I, Tonya review by Mark McPherson - Cinema Paradiso
I, Tonya is a sports conspiracy biopic that comes with the skepticism already tacked on, free of charge. Told in a seemingly meta Rashomon style story, Tonya Harding’s tough, brutal, and emotional tale of trying to be an expert skater is relayed by all the players. And they all have different perspectives. They’re also not going to shy away from the real reason you’re watching this movie and what becomes the centerpiece event of Tonya’s career; when her rival of rival Nancy Kerrigan was attacked before the 1994 U.S. Figure Skating Championships in Detroit. Though she wasn’t personally involved, it did tarnish her career and turn her into a bit of a joke due to the unsavory people she associated with.
What makes I, Tonya so fascinating is that it doesn’t beg for sympathy from the character. I doubt they’d accept it. Born from cynicism and parenting that came with sneers and spit, Tonya is exceptionally played by Margot Robbie as a woman that has grown up with abuse and pain. Shes struggles growing up with her scowling and overly strict mother, LaVona (Allison Janney), a big-glasses chain-smoker of a mother where every shred of happiness has left her soul. LaVona is ruthless in placing every penny in funding Tonya’s skating lessons from an early age that she has become bitter towards her daughter in every way, always talking trash with a cigarette constantly in hand. There’s an uncomfortable comedy in her savagery that paints her as a villain, though her addressing of the camera comes with a not-that-bad tone to her condescension.

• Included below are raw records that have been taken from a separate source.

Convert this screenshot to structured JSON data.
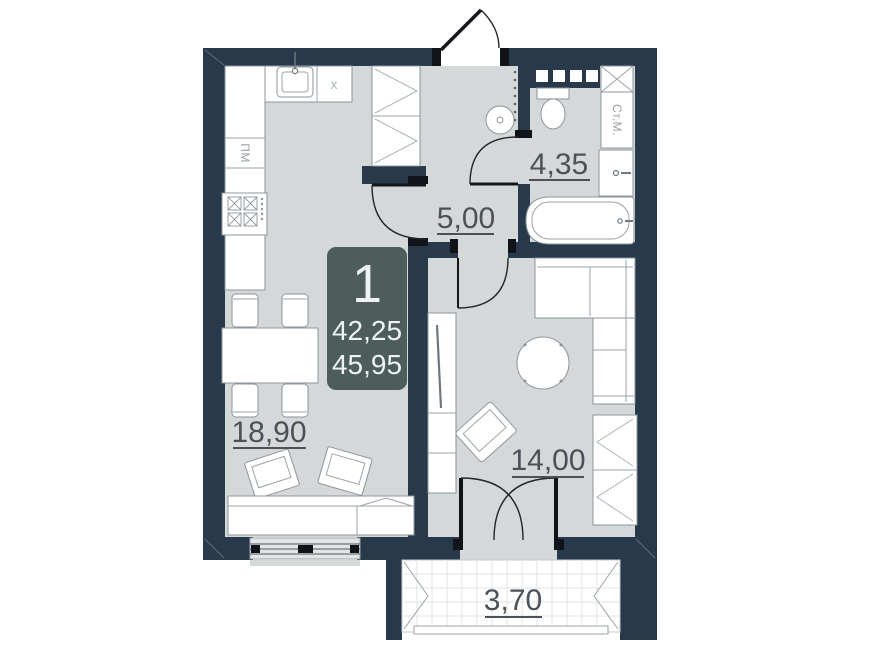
{
  "unit_badge": {
    "rooms_count": "1",
    "area_top": "42,25",
    "area_bottom": "45,95"
  },
  "rooms": {
    "kitchen_living": {
      "area": "18,90"
    },
    "hallway": {
      "area": "5,00"
    },
    "bathroom": {
      "area": "4,35"
    },
    "main_room": {
      "area": "14,00"
    },
    "balcony": {
      "area": "3,70"
    }
  },
  "fixture_labels": {
    "dishwasher": "ПМ",
    "washing_machine": "Ст.М.",
    "cooktop": "x"
  },
  "colors": {
    "wall": "#27394b",
    "floor": "#d4d8d9",
    "badge": "#4d5e5a",
    "label": "#4a5158"
  }
}
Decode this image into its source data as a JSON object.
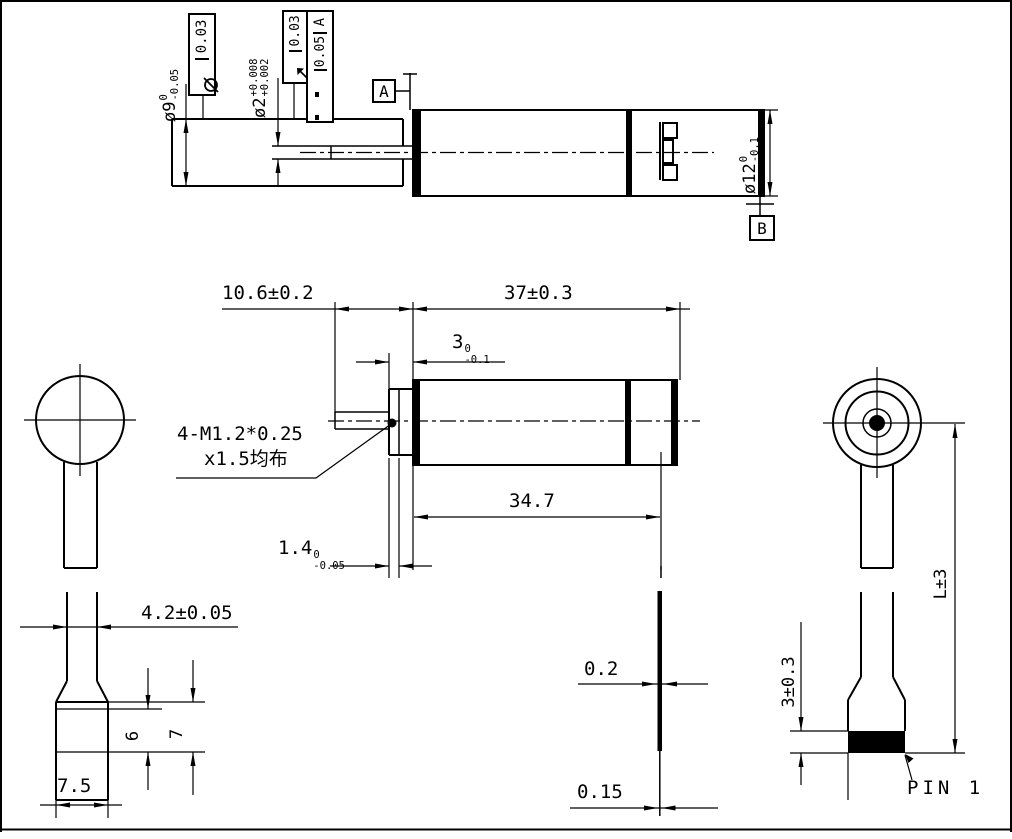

Sebastian Stan plays Tonya’s husband of Jeff Gillooly, the mustachioed scummy guy willing to do anything for Tonya to win, a cross between a Bond villain and a porn star. He wants to do what’s best but, much like LaVona, he’s yet another player that traps Tina in a world where she’s never good enough. While Tonya continues to explode with rage and become emotional with her competitive figure skating, Jeff turns into more of a criminal with his association with the inept bodyguard Shawn Eckhardt (Paul Walter Hauser). Shawn is portrayed as such a dolt in his conspiring to take a whack at Nancy’s knees that you can’t help but laugh. Director Steven Rogers dares you to with his blunt storytelling that takes aim on the absurdity of the case more than the dramatics. After all, if the characters don’t approach this story sincerity, why should the movie? Whatever empathy you have towards the character is of your own ethics.
Sure, Rogers spins the charisma levels high for all involved if only to make the story more engaging. Twisting of events? Sure but the film willingly admits to this reworking as described by all involved. And that is perhaps the best part of the film, the refusal to compromise on one clear vision of this case. For the brief moments when Tonya is on the ice, there’s a brief sense of relief. So it’s more than understandable she’d be pleading with a judge to send her to prison rather than be banned from professional figure skating.
I, Tonya is not an easy picture to watch at times, not so much for the content for coming to terms with how you should be feeling on the subject. Consider the scene where Tonya becomes a target for the media of being involved in Nancy’s injury. Her mother steps into her life to offer her comfort, only for Tonya to discover she’s wearing a wire in hopes of extracting a confession. Embodying the sense of LaVona, emotions are considered a weakness in this wacky world of skating and skating sabotage. It’s that cutthroat nature to the material that makes it a far more entertaining tale rather than a did-they-didn’t-they biopic of standard stand-off nature.